Norman Rockwell was America’s greatest propagandist. The majority of his early work was a gauche exercise in the picket fence ideals of white America painted during a time where water fountains were segregated and corporate strong men beat any notion of unionization out of their workers. His America lived in red and white checkered diner countertops, boyhood baseball games and all the other blue collar idylls of Hometown, USA. Draped in a tattered American flag herself, pop icon Lana Del Rey flips the Rockwellian vision of a rose tinted United States on its head with her latest album, “Norman F****** Rockwell.”
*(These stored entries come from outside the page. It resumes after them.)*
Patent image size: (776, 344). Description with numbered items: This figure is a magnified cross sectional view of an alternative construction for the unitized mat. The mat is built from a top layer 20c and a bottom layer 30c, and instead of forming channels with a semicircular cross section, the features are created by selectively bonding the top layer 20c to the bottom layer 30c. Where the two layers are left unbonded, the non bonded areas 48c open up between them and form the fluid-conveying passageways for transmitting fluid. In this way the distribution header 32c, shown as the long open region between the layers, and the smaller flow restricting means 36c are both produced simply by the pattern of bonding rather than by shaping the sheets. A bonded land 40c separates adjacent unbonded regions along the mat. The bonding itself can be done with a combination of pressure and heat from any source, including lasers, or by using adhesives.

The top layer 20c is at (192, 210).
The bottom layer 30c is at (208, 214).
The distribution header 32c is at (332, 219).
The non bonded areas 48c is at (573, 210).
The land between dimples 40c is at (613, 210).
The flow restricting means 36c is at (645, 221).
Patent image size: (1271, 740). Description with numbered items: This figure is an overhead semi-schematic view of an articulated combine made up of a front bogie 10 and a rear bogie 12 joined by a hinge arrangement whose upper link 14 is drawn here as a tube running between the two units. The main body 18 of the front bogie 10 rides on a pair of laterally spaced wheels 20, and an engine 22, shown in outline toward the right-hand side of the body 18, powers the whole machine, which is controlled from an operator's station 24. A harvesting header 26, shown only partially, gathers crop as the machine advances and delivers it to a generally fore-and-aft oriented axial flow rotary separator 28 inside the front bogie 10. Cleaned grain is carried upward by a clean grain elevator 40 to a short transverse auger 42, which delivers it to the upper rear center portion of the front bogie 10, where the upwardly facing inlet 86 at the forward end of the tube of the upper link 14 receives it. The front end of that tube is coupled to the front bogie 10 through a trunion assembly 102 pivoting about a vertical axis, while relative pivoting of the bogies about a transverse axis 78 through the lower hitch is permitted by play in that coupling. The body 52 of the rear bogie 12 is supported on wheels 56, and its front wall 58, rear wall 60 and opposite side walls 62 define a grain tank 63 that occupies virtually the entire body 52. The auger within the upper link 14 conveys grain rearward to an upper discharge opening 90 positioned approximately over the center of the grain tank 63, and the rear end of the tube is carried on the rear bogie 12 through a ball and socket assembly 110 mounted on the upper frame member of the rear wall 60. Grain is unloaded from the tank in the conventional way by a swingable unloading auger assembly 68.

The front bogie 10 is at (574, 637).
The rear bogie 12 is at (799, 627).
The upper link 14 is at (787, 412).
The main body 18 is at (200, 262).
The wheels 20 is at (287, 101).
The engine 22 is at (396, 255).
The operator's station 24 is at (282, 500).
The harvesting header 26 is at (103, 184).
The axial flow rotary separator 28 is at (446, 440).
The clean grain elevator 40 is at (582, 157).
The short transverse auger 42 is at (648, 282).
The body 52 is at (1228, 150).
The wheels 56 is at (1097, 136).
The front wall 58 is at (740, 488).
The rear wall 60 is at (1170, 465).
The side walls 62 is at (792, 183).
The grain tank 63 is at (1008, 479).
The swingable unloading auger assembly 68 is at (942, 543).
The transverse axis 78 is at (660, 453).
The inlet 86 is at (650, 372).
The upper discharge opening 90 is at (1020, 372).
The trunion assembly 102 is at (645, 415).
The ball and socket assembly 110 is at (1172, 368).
Lana has always embraced the aesthetics of Rockwell’s idealism in her previous albums. However, her brand of patriotism felt more like a weathered stucco as the underlying depression and substance abuse spilled through its cracks. Lana’s America is populated by binge drinkers and obsessed ex-boyfriends in dusty desert towns. A land where the American dream slinks through hazy Los Angeles back alleys and is rediscovered at the point of a heroin needle. In this latest album, Lana further develops this world by stripping back the kitsch Americana camp as she shines a spotlight on a more genuine American underworld of the heartbroken, the lost and the aimless.
The self-titled track, “Norman f****** Rockwell,” opens the album as a violin and flute arrangement reminiscent of Aaron Copland’s “Appalachian Spring” begins the song. Then the piano pours through. Lana croons, “Goddamn, man-child.” With just the violins, flutes and piano backing her reverb-soaked vocals, she laments her inability to change her boyfriend’s mood and begrudges him for dragging her down with him. “Your poetry’s bad and you blame the news/But I can’t change that, I can’t change your mood,” she sings, “Cause you’re just a man/It’ just what you do/Your head in your hands/As you color me blue.”
“Venice B****” is a sprawling nine minute psych-pop piece, a maze of fuzzed electric guitars and heavily layered vocals performed by Lana. “Fresh out of f**** forever,” she delivers in a deadpan hopscotch verse. All over the song she references great American artists, a common motif throughout her work. Once again she invokes Rockwell in this line, “Paint me happy in blue/Norman Rockwell” and a reference to poet Robert Frost here, “As the summer fades away/Nothing gold can stay.” Lana’s vocals very quickly fade to the background as producer Jack Antonoff builds an expansive psychedelic landscape over the final eight minutes of the track, with Lana dropping in every so often to remind listeners how razor sharp her lyricism is.
The final piece, “Hope is a dangerous thing for a woman like me to have – and I have it,” is a piano ballad with Lana at her most personal on this album. The line “Hope is a dangerous thing,” repeated multiple times in the song, is a line from “The Shawshank Redemption,” where the full line is, “Hope is a dangerous thing to have. Hope can drive a man insane.” For Lana, her insanity is something that she seems to have come to terms with, or at least has coped with. “Don’t ask if I’m happy, you know that I’m not/But at best I can say that I’m not sad,” Lana writes. In the verses there are upsetting references to Sylvia Plath and writing in blood on the walls, but it seems for now that Lana Del Rey is okay.
In this latest album, her sixth full length LP, Lana Del Rey once again proves her songwriting chops as she allows the listener to peek into a broken America she has constructed through her poignant lyricism and unmatched wit.